Uma reflexão a ajudar-nos a crescer, a partir das crianças. Crianças adultas e crianças a crescerem. Como as filhas que tantos de nós, pais, temos. É verdade que a simplicidade e o carinho, a honestidade e a lealdade são parte da vida que praticamos e transferimos para a nossa descendência. Descendência que, sem darmos pelo facto, começa a aumentar. Um dia somos filhos, anos virados, somos autónomos e indivíduos, anos depois, caímos no chão de um amor que acompanha os nossos afectos, a nossa emotividade mais íntima, e, dessa intimidade, aparecem os primeiros descendentes que fabricamos.

 

Não, não é um erro de estrangeiro dizer fabricamos, porque são feitos pelo amor à pessoa que os leva no seu corpo durante meses e que do seu corpo os alimenta.
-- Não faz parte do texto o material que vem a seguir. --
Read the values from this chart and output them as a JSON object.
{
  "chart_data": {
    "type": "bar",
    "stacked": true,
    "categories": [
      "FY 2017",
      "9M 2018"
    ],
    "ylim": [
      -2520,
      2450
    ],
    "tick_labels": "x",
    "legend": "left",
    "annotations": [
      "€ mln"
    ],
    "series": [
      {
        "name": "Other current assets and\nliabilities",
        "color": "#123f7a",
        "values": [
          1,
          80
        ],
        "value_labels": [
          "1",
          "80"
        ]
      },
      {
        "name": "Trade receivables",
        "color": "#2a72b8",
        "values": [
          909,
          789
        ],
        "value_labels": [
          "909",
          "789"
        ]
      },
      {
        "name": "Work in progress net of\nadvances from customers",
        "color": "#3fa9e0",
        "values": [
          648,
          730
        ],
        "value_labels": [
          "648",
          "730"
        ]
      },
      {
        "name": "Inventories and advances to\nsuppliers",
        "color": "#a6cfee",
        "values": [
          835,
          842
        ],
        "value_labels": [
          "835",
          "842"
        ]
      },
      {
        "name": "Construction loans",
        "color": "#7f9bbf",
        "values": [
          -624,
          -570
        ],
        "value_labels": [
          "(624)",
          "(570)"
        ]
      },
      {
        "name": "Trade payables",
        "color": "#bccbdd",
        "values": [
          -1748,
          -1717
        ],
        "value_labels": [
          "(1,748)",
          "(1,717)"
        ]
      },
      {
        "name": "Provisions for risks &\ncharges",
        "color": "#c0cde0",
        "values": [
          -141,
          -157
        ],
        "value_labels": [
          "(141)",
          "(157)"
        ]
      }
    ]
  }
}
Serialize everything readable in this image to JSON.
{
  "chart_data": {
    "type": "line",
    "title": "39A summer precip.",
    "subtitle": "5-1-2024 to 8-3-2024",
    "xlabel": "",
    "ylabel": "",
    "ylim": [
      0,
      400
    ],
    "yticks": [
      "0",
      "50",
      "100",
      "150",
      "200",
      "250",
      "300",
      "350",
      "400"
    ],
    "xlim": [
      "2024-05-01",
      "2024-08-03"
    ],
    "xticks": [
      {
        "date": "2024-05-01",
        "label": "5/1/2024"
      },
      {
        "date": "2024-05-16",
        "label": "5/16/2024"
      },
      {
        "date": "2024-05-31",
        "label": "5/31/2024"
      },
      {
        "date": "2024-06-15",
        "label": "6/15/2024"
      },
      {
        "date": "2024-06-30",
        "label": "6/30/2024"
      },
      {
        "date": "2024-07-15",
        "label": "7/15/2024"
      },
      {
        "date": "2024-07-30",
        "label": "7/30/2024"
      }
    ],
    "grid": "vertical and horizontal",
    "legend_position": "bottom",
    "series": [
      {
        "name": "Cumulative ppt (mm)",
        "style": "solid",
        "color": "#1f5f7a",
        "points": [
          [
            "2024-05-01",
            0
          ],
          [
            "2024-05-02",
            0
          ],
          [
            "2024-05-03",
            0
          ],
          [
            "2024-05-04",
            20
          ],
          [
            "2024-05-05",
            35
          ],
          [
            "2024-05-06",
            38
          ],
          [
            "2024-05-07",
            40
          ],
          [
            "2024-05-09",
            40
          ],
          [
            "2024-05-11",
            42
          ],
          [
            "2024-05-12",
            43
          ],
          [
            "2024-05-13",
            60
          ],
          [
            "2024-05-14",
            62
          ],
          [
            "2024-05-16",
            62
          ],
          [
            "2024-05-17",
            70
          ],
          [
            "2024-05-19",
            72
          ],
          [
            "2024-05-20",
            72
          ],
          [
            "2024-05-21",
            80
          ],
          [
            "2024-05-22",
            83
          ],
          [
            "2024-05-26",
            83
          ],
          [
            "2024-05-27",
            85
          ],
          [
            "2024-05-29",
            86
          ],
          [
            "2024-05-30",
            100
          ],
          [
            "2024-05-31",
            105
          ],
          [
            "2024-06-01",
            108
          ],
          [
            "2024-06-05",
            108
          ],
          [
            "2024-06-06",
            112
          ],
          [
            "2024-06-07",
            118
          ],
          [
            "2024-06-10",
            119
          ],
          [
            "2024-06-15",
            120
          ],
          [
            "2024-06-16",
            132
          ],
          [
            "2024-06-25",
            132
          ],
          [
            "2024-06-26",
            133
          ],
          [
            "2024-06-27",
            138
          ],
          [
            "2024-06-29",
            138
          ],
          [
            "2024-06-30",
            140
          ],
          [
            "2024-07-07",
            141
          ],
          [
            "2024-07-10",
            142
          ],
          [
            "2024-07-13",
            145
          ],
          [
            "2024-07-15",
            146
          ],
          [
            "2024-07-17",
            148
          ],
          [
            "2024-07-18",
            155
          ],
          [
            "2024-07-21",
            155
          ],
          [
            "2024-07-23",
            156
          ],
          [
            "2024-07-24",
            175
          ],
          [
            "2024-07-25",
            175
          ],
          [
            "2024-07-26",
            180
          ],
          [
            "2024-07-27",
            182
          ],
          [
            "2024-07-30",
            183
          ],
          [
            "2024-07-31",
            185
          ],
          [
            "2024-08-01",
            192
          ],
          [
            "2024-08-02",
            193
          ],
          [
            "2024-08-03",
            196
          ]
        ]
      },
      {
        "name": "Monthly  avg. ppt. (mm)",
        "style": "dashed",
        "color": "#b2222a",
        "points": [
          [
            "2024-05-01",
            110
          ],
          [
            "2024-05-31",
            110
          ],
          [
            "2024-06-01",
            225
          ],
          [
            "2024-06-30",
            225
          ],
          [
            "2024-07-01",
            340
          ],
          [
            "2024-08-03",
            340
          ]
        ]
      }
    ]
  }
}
Essa intimidade partilhada entre os pais perante a criança nascida, pais a olharem-se no bebé, a ouvir as suas primeiras palavras, a brincar com canções que ensinam mais ideias, a essas crianças que, por vezes, sem sabermos, andam atrás de nós. Mais tarde, começam a fazer parte de um grupo, interagindo e falando sem nós ouvirmos, mas sabemos pelas mudanças de atitudes que as crianças, essas nossas crianças, têm.

 

E os sarilhos fora do lar começam. E aumentam à medida da inserção em actividades longe de nós. Como pais, ouvimos o que nos é referido e com firmeza, na linguagem da idade que fala, opinamos para que a nossa pequenada possa optar. Optar ela, não nós por ela.